The prognosis is good in the long term. I caught it early. I’m on anti-viral drugs. I’m not contagious. I can go about my daily life. I just need to get enough rest and not let myself get stressed. Honestly I don’t know HOW IN HELLS BELLS to do either of those things, but I’m going to try.
And here’s the real dilemma: I don’t know how to take care of myself. Really. I am BAD at it! I mean, clearly, or I wouldn’t be here. I sleep MAYBE 4-5 hours a night. I eat anything I can shove in my mouth with one hand while standing up waiting for the subway. I work full time. I take a billion yoga and dance classes just because I freaking LOVE it. I’m always reading something or researching something or writing something. I’m always going, seeing, working, DOING. I’m a DOER! Or so I like to think… The problem is, my balance of DOING and BEING is way out of whack. I’ve known it. But… it’s hard to change… especially when you want a LOT out of life.

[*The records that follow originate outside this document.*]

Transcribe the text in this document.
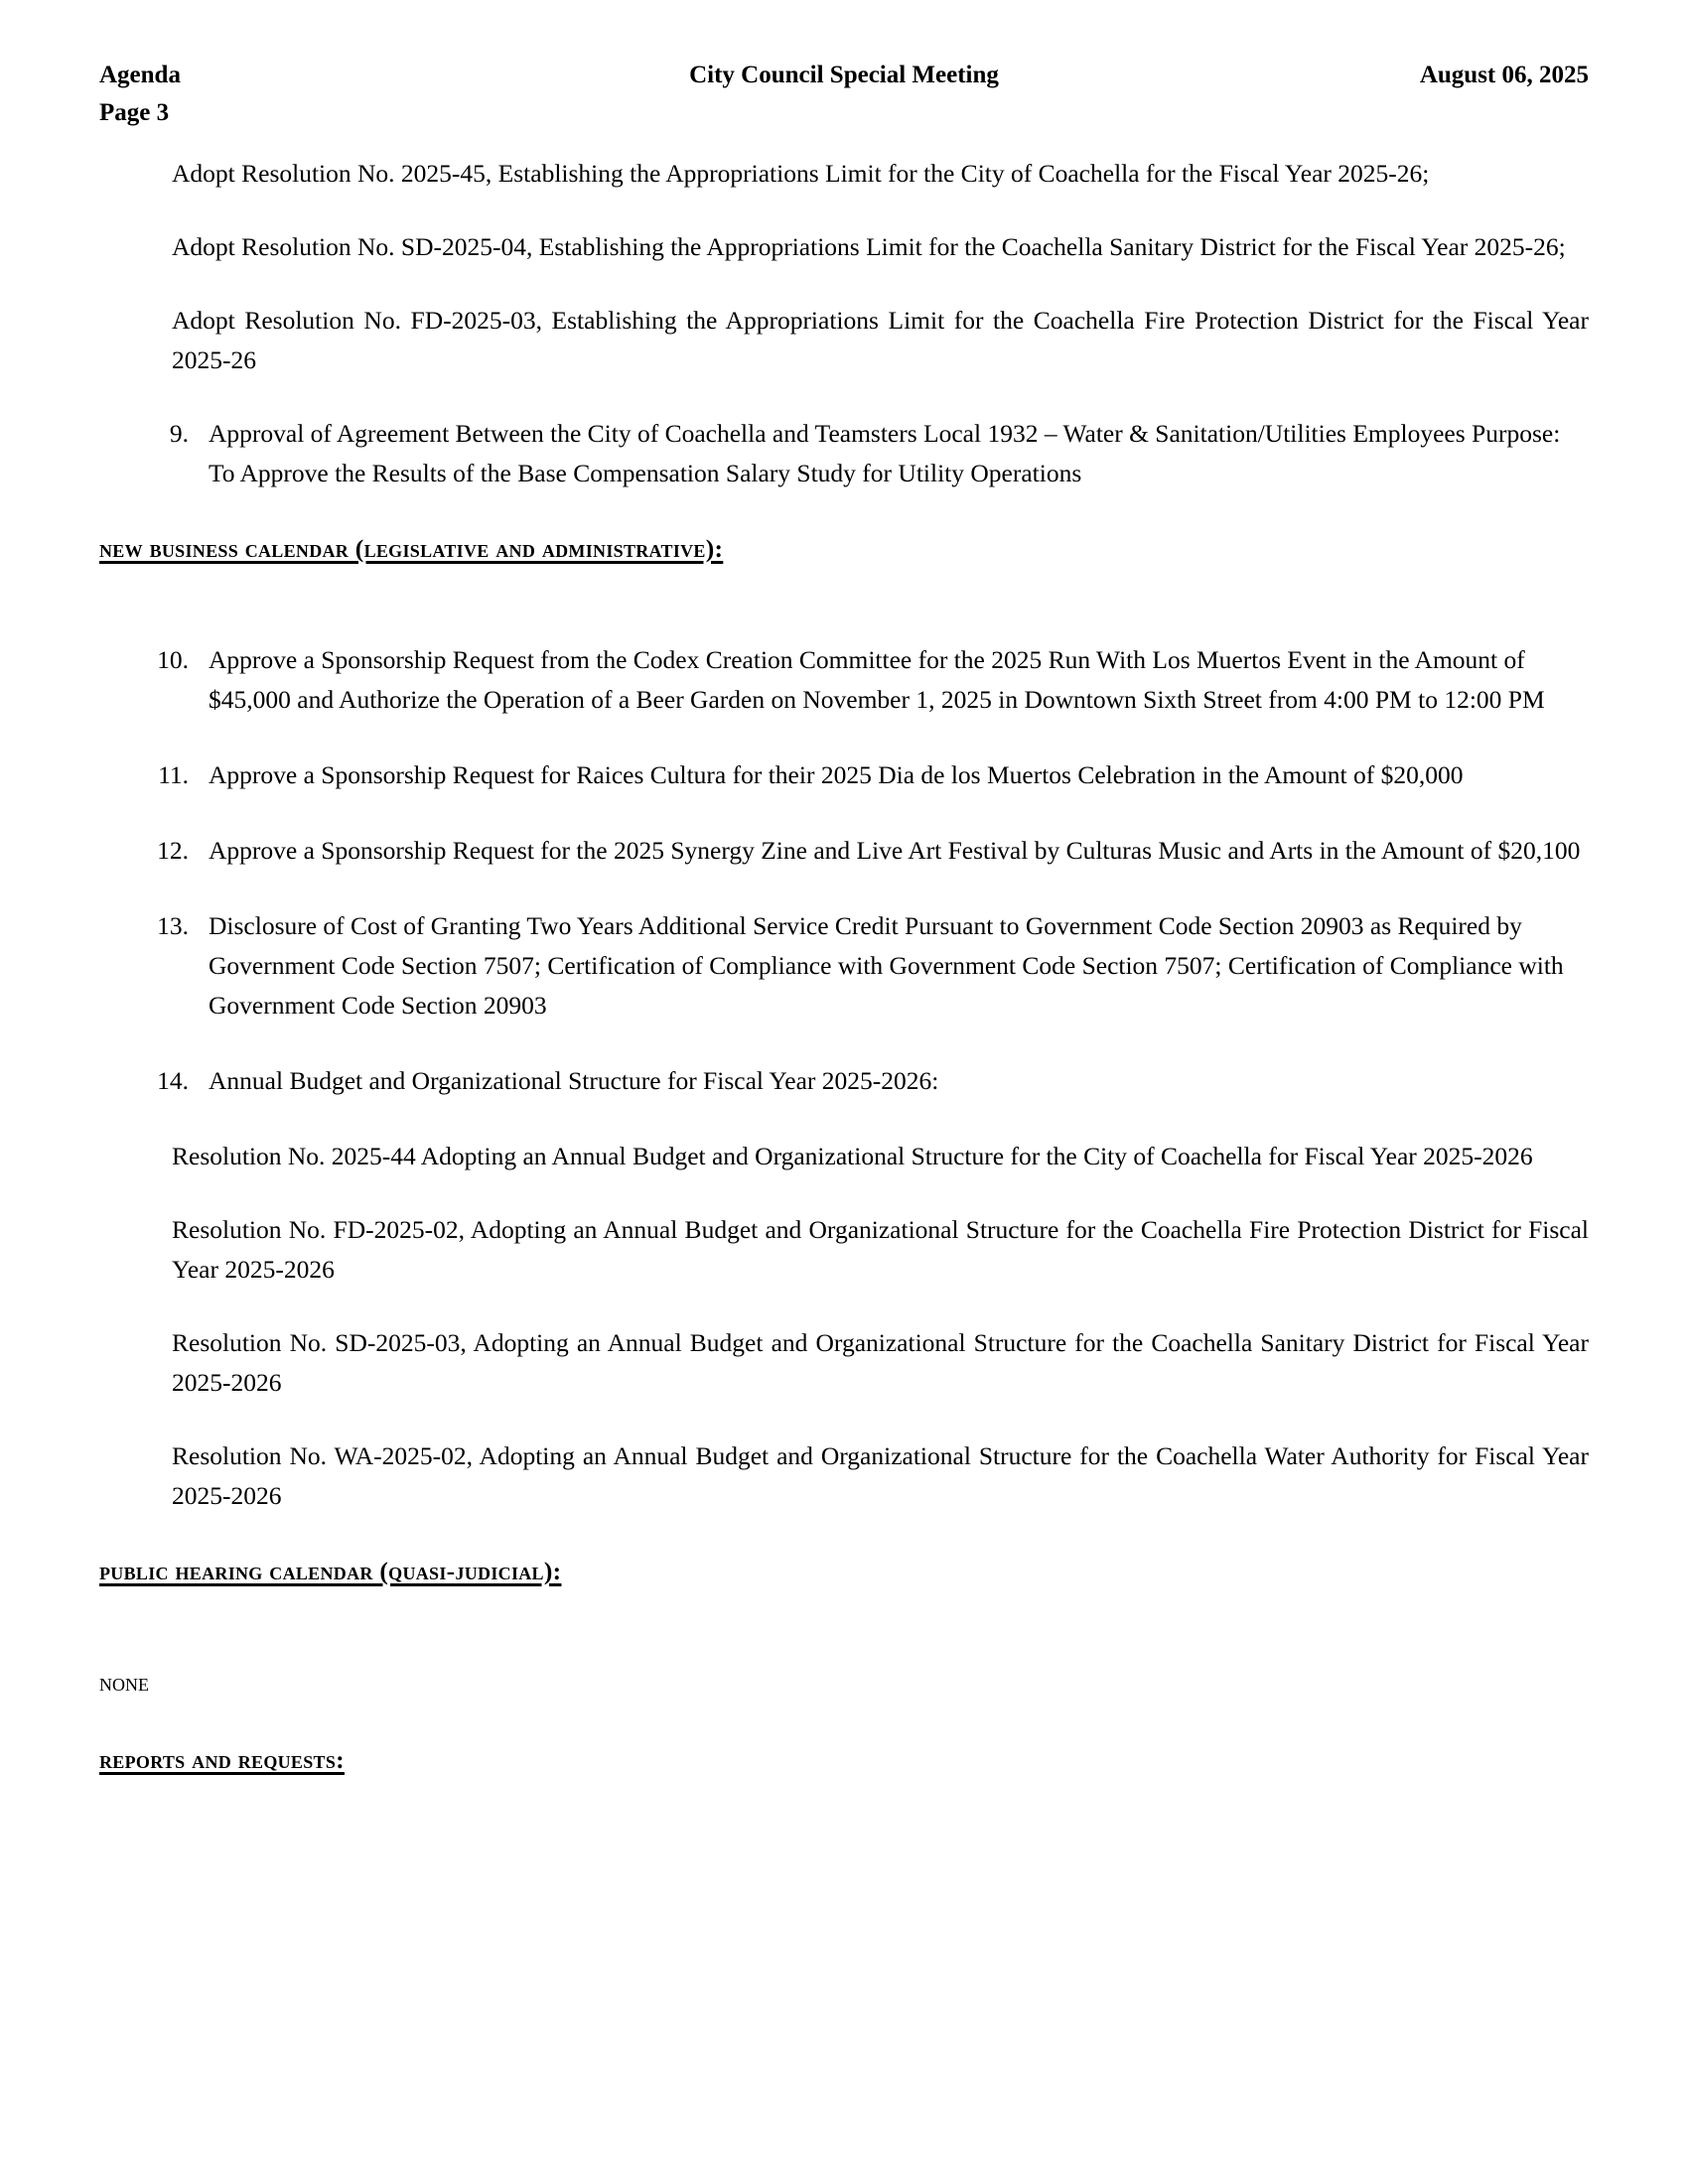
Agenda	City Council Special Meeting	August 06, 2025
Page 3

Adopt Resolution No. 2025-45, Establishing the Appropriations Limit for the City of Coachella for the Fiscal Year 2025-26;

Adopt Resolution No. SD-2025-04, Establishing the Appropriations Limit for the Coachella Sanitary District for the Fiscal Year 2025-26;

Adopt Resolution No. FD-2025-03, Establishing the Appropriations Limit for the Coachella Fire Protection District for the Fiscal Year 2025-26

9. Approval of Agreement Between the City of Coachella and Teamsters Local 1932 – Water & Sanitation/Utilities Employees Purpose: To Approve the Results of the Base Compensation Salary Study for Utility Operations
new business calendar (legislative and administrative):
10. Approve a Sponsorship Request from the Codex Creation Committee for the 2025 Run With Los Muertos Event in the Amount of $45,000 and Authorize the Operation of a Beer Garden on November 1, 2025 in Downtown Sixth Street from 4:00 PM to 12:00 PM
11. Approve a Sponsorship Request for Raices Cultura for their 2025 Dia de los Muertos Celebration in the Amount of $20,000
12. Approve a Sponsorship Request for the 2025 Synergy Zine and Live Art Festival by Culturas Music and Arts in the Amount of $20,100
13. Disclosure of Cost of Granting Two Years Additional Service Credit Pursuant to Government Code Section 20903 as Required by Government Code Section 7507; Certification of Compliance with Government Code Section 7507; Certification of Compliance with Government Code Section 20903
14. Annual Budget and Organizational Structure for Fiscal Year 2025-2026:

Resolution No. 2025-44 Adopting an Annual Budget and Organizational Structure for the City of Coachella for Fiscal Year 2025-2026

Resolution No. FD-2025-02, Adopting an Annual Budget and Organizational Structure for the Coachella Fire Protection District for Fiscal Year 2025-2026

Resolution No. SD-2025-03, Adopting an Annual Budget and Organizational Structure for the Coachella Sanitary District for Fiscal Year 2025-2026

Resolution No. WA-2025-02, Adopting an Annual Budget and Organizational Structure for the Coachella Water Authority for Fiscal Year 2025-2026

public hearing calendar (quasi-judicial):

none

reports and requests:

So perhaps I have this nasty-wasty virus that can take anywhere from 2-5 weeks to heal, so that I can learn to rest. To take better care. To BE and not just DO.
My brilliant teacher Elena says that we all choose our challenges, and our struggles. She says we choose them before we get here, and choose the ones we do because those are the lessons we need to learn, and we need to learn these lessons so we can teach others. I believe that’s true. Or I at least see a lot of beauty in it, which makes me want to believe it.
So somewhere deep down, I suppose I chose this disease, because I NEED to learn to care for myself. I mean, I’m a yoga teacher by trade. Not teaching much right now, but I want to be. In fact, I devoted 2013 as my Year Of Self-Realization (whoaaaa topic for another post!), during which I would learn about and get clear with myself, my issues, and my past in preparation to teach again. Well. This is going to be a hell of a way to do it… I HAVE to learn to care for myself—and I have to learn it REALLY WELL—if I ever hope to have ANY business teaching others how to care for themselves.
And so, here I am. Trying to figure out what to do to take care of me, and trying to be ok with that. With BEING and not always DOING. Honestly, I don’t know how this is going to go… but I have to get well.
I’ve heard that all writers write the book they need to read. Elena wrote a gorgeous yoga book called, “The Art Of Attention.”
Well, my book would be called “The Art Of Self Care.” And it begins now. It has to. And it will be born of my own experience, because it has to be that too. And hopefully, in the end, I learn the lessons I need to know, and integrate them into my life and my self, and can pass them on with the authority that only personal experience can bring. And maybe that’s what was meant to happen.
Or maybe I’m just waaaaay dramatizing this situation I mean it’s a VIRUS you guys, EEEEUUUWWW!
But maybe I’m not… Maybe it was, in a weird way, a gift, a teacher… Or maybe it can be, if I let it…
In either case, stay with me. Wherever we end up, it’s going to be an INTERESTING trip.